De vennootschapsbelasting zal geïnd worden vanaf de boekjaren die worden afgesloten na 1 juli 2015. De intercommunales moeten de komende zes maanden dus een enorme berg voorbereidend werk verzetten. “Normaal zijn intercommunales niet sexy voor fiscalisten, omdat er weinig te optimaliseren valt”, zegt Geert Gemis, een advocaat gespecialiseerd in de fiscaliteit van overheids- en non-profitorganisaties. “Nu verandert de fiscale omgeving radicaal.”
Volgens een studie die Belfius in 2014 uitvoerde bij 226 van de 249 intercommunales, werken bij die lokale overheidsbedrijven 39.771 mensen. Ze berekent het balanstotaal van de intercommunales en de gemeentebedrijven op minstens 39,8 miljard euro, met een relatief sterk resultaat (1,2 miljard euro). In de energiesector boeken de intercommunales 645 miljoen euro winst (zie Eandis).
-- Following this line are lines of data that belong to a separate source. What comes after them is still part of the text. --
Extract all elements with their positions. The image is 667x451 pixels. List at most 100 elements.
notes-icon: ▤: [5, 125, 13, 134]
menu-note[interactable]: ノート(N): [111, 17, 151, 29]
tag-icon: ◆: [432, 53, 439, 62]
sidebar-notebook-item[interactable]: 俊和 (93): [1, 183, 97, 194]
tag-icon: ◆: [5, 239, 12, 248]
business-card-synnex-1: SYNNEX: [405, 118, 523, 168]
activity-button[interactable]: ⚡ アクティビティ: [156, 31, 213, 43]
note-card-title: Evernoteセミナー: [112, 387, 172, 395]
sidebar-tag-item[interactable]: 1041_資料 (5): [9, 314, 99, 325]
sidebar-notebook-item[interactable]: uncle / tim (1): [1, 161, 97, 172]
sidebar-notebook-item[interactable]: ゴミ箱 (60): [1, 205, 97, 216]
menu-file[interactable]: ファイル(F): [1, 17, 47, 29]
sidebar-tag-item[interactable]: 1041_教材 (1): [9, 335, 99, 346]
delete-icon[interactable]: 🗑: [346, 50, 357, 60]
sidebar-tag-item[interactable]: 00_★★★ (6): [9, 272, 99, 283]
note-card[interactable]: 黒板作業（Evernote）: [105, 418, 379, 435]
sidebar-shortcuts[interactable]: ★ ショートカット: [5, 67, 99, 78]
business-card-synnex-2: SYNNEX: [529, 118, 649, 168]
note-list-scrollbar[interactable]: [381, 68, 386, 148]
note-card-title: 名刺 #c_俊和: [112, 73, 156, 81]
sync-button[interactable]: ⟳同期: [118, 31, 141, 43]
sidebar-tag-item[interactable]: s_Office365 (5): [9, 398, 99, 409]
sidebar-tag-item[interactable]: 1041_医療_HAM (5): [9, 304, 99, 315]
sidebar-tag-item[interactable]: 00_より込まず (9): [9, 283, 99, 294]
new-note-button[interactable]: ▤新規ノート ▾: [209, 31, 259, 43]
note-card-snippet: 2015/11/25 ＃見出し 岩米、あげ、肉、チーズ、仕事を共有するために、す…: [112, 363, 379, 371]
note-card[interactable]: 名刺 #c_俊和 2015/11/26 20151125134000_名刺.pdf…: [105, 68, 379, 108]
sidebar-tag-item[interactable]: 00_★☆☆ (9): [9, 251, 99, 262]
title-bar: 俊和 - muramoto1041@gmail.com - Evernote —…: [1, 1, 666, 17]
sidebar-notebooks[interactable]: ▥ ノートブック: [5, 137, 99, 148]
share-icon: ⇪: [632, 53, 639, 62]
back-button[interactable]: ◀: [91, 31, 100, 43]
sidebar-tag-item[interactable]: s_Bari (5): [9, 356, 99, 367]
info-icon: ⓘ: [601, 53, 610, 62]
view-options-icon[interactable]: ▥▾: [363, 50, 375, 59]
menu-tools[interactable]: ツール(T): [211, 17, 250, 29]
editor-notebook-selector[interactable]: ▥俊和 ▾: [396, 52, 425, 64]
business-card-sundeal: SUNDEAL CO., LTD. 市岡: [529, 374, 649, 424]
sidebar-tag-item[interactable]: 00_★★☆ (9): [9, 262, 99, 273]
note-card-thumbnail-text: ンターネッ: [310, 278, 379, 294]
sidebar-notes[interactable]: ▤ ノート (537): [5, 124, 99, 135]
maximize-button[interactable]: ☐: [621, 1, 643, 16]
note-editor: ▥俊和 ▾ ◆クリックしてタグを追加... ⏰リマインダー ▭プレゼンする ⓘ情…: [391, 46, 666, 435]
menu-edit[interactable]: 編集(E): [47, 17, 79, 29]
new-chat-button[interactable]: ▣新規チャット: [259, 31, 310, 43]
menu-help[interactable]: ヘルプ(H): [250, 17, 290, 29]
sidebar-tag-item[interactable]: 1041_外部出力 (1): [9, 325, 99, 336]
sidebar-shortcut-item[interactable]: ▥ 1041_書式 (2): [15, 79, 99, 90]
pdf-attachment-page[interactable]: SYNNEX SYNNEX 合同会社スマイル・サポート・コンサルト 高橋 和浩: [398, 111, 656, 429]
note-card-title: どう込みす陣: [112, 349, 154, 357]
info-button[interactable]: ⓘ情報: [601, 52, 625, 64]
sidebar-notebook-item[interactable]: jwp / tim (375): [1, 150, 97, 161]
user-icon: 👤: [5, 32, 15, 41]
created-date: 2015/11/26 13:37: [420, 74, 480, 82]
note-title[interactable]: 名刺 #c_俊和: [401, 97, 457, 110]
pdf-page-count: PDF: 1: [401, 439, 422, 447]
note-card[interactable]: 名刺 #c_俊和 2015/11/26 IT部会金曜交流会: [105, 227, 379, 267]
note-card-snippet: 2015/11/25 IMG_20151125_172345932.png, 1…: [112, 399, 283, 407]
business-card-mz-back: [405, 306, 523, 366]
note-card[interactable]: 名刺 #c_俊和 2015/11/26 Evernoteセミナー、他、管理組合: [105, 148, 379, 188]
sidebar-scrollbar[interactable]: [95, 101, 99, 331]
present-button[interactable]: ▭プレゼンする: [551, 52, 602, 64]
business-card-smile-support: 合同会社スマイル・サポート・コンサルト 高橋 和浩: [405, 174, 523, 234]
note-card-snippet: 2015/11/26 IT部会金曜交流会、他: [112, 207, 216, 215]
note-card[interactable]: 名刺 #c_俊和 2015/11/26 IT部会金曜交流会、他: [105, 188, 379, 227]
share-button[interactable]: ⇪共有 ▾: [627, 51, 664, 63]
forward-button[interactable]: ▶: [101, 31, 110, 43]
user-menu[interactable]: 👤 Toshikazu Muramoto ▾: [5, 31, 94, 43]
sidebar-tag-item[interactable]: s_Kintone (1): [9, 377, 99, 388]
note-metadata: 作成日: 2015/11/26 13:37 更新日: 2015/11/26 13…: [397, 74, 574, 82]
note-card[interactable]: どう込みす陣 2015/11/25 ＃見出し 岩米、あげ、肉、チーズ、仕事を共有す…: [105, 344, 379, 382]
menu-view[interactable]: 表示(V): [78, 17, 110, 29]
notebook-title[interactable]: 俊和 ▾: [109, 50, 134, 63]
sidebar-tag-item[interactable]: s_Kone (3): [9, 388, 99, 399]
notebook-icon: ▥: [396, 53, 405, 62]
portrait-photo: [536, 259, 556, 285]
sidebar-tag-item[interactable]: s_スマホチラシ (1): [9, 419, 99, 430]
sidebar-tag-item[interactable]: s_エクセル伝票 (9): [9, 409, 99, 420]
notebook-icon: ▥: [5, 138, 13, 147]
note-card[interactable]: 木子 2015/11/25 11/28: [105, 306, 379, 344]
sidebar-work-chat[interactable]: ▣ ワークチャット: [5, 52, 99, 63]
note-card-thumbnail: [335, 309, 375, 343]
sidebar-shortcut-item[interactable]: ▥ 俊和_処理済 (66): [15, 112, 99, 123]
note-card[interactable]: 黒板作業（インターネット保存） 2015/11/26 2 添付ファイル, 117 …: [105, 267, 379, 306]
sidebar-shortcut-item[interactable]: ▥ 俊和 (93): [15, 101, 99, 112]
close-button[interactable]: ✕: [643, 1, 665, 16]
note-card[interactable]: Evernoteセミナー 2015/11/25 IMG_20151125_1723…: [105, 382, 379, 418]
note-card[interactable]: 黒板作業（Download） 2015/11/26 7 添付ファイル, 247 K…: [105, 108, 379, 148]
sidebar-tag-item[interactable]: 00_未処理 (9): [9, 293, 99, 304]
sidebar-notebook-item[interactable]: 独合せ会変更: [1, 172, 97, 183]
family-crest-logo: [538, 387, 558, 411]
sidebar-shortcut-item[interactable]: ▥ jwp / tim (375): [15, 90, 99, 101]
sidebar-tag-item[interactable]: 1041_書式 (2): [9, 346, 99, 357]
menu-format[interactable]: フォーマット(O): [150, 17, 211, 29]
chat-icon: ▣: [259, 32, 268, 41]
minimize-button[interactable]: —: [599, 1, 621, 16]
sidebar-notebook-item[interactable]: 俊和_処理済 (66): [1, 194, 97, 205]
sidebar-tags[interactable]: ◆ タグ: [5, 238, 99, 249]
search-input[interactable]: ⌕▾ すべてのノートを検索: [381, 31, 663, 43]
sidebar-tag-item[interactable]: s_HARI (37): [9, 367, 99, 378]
Doorschuifoperatie van 200 miljoen
De regering hoopt dat de operatie 200 miljoen opbrengt. “De federale overheid lost haar budgettaire problemen op door de middelen weg te halen bij de gemeentes”, betoogt Peter Reekmans, burgemeester van Glabbeek en ooit als Vlaams Parlementslid voor LDD erg kritisch voor intercommunales. “De gemeenten kreunen al onder de kwakkelende economie en allerlei maatregelen, zoals een dure en totaal inefficiënte hervorming van de brandweer.”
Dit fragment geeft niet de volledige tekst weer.